Fernando Ribeiro disse...

A língua oficial de Angola é o português, que não tem no seu alfabeto as letras K, W e Y. Este é o argumento usado pelo próprio governo, quando insiste em grafar os topónimos do país sem estas letras, contra a vontade de muitos angolanos. Neste termos, o nome da própria capital de Angola continua a ser grafado Luanda, como antigamente, e não Lwanda. O nome do maior rio de Angola é oficialmente grafado Cuanza e não Kwanza. A grafia Quanza é considerada arcaica. Porém, a grafia da moeda angolana é Kwanza, com K e W por razões pouco claras; é a tal exceção que confirma a regra.

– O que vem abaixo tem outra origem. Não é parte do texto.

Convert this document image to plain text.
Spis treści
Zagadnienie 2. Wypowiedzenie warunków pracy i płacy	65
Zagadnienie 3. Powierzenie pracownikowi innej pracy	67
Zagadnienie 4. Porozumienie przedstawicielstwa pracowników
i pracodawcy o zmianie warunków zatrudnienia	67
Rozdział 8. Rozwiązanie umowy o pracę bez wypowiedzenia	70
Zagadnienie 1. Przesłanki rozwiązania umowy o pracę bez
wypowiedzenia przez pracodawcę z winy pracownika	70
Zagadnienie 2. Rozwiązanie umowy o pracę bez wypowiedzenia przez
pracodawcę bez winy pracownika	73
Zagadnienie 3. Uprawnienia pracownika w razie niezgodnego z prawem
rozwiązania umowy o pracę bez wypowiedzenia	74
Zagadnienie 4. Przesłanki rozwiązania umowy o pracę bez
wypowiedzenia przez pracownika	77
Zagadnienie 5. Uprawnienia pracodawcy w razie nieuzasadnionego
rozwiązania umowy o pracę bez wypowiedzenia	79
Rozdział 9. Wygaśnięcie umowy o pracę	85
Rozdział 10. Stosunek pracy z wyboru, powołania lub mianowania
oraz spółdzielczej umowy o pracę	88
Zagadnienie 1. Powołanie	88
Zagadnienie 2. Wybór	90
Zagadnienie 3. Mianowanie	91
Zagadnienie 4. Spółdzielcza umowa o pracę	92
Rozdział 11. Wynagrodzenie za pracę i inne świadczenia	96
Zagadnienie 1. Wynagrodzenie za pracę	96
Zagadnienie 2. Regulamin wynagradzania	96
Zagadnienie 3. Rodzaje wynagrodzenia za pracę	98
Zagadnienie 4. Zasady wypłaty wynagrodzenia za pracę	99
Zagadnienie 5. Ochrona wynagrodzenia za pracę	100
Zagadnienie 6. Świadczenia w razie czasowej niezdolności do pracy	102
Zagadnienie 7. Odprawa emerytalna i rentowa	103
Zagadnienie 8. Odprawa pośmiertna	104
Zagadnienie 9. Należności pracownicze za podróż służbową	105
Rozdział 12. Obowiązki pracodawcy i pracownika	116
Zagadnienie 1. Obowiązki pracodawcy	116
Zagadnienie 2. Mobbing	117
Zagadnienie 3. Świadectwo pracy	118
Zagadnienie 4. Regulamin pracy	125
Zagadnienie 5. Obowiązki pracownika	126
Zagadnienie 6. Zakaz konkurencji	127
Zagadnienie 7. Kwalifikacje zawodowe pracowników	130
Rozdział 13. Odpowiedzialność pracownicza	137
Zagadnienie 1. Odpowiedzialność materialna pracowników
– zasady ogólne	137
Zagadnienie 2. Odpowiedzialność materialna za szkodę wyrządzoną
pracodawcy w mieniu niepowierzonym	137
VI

Antes da independência, Angola era considerada uma província (ultramarina) de Portugal e como tal não podia ter "províncias" no seu interior. Ela mesma era uma província. O que Angola tinha era distritos: distrito do Zaire, distrito do Huambo, distrito da Huíla, etc. Após a independência, os antigos distritos passaram a ser chamados províncias, os antigos concelhos e circunscrições passaram a ser chamados municípios e os antigos postos administrativos passaram a ser chamados comunas. Além disso, houve a divisão do antigo distrito de Luanda em duas províncias: a província de Luanda (a cidade e seus vastos arredores) e Bengo (o resto do antigo distrito de Luanda). Em 1970-73, portanto, a agora chamada "província do Bengo" ainda não existia. A região que fica a sul do rio Cuanza, chamada Quissama, fazia também parte do distrito de Luanda. A ponte ligava duas margens de um mesmo distrito, o de Luanda.

septuagenário disse...

Este antigo combatente, José Alvaro, conheceu o "inferno" da barra rio Pobreza, do rio Tombali...mas foi compensado ao conhecer o paraiso sem aspas, na barra do rio Quanza a 60 Klm de Luanda passando pela Samba e Mussulo.

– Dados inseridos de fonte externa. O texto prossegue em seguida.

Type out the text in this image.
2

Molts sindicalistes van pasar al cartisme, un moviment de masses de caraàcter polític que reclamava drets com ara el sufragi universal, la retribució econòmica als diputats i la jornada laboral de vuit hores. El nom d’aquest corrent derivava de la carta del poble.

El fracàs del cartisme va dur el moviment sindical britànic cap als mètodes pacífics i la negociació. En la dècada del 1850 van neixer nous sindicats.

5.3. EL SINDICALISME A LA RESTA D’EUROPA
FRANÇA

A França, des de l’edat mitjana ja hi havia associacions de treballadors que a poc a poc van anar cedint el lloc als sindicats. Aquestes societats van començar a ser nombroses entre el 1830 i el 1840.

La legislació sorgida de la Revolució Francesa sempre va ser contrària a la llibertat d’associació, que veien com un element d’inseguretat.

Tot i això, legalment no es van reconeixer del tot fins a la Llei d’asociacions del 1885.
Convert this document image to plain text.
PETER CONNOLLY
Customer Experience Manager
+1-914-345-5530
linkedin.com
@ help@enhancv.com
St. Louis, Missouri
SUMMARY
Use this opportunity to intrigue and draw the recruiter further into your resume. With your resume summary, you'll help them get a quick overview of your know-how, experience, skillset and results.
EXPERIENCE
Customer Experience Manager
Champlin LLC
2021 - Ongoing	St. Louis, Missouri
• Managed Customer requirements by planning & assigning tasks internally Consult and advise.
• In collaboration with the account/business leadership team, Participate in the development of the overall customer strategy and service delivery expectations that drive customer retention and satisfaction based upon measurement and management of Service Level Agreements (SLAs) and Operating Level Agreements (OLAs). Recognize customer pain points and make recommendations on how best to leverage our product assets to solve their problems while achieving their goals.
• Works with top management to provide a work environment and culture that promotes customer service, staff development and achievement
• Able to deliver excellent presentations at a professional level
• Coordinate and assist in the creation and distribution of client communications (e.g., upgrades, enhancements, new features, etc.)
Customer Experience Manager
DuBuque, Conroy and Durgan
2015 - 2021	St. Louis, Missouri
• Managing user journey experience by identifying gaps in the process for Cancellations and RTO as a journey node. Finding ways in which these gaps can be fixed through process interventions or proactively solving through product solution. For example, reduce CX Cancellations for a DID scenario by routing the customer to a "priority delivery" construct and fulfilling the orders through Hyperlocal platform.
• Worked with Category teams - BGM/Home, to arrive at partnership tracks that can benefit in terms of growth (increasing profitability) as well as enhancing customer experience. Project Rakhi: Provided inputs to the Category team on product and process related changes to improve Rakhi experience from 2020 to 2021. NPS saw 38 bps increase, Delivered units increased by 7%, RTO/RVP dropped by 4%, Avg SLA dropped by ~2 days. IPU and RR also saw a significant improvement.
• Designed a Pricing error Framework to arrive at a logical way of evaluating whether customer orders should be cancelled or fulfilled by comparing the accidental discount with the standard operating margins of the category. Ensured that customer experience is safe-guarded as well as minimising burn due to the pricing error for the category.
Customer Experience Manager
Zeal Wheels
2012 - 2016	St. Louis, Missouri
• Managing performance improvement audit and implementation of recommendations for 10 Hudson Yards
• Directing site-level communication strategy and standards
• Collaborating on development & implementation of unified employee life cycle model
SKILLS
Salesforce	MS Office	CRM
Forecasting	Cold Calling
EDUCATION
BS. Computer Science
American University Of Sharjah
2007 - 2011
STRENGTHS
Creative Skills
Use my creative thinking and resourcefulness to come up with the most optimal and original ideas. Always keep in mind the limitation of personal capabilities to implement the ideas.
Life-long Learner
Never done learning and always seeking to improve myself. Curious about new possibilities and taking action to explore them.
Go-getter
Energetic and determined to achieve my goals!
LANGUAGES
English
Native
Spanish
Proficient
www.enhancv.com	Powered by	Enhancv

"Era tudo nosso", à vontade à vontadinha, mas acabou.se.

Não há bem que sempre dure, nem mal que ature!

Tabanca Grande Luís Graça disse...

Obrigado, Fernando Ribeira, vou corrigir... Só comecei a ir a Angola (ou mellhor, Luanda) em 2003... E o que aprendi na escola primária, depressa esqueci...

Recapitulando: rio Cuanza; distrito do Bengo... Um candando (sem K). Luis

Antº Rosinha disse...

Este antigo combatente, José Alvaro, conheceu o "inferno" da barra rio Pobreza, do rio Tombali...mas foi compensado ao conhecer o paraiso sem aspas, na barra do rio Quanza a 60 Klm de Luanda passando pela Samba e Mussulo.

"Era tudo nosso", à vontade à vontadinha, mas acabou.se.

Não há bem que sempre dure, nem mal que ature!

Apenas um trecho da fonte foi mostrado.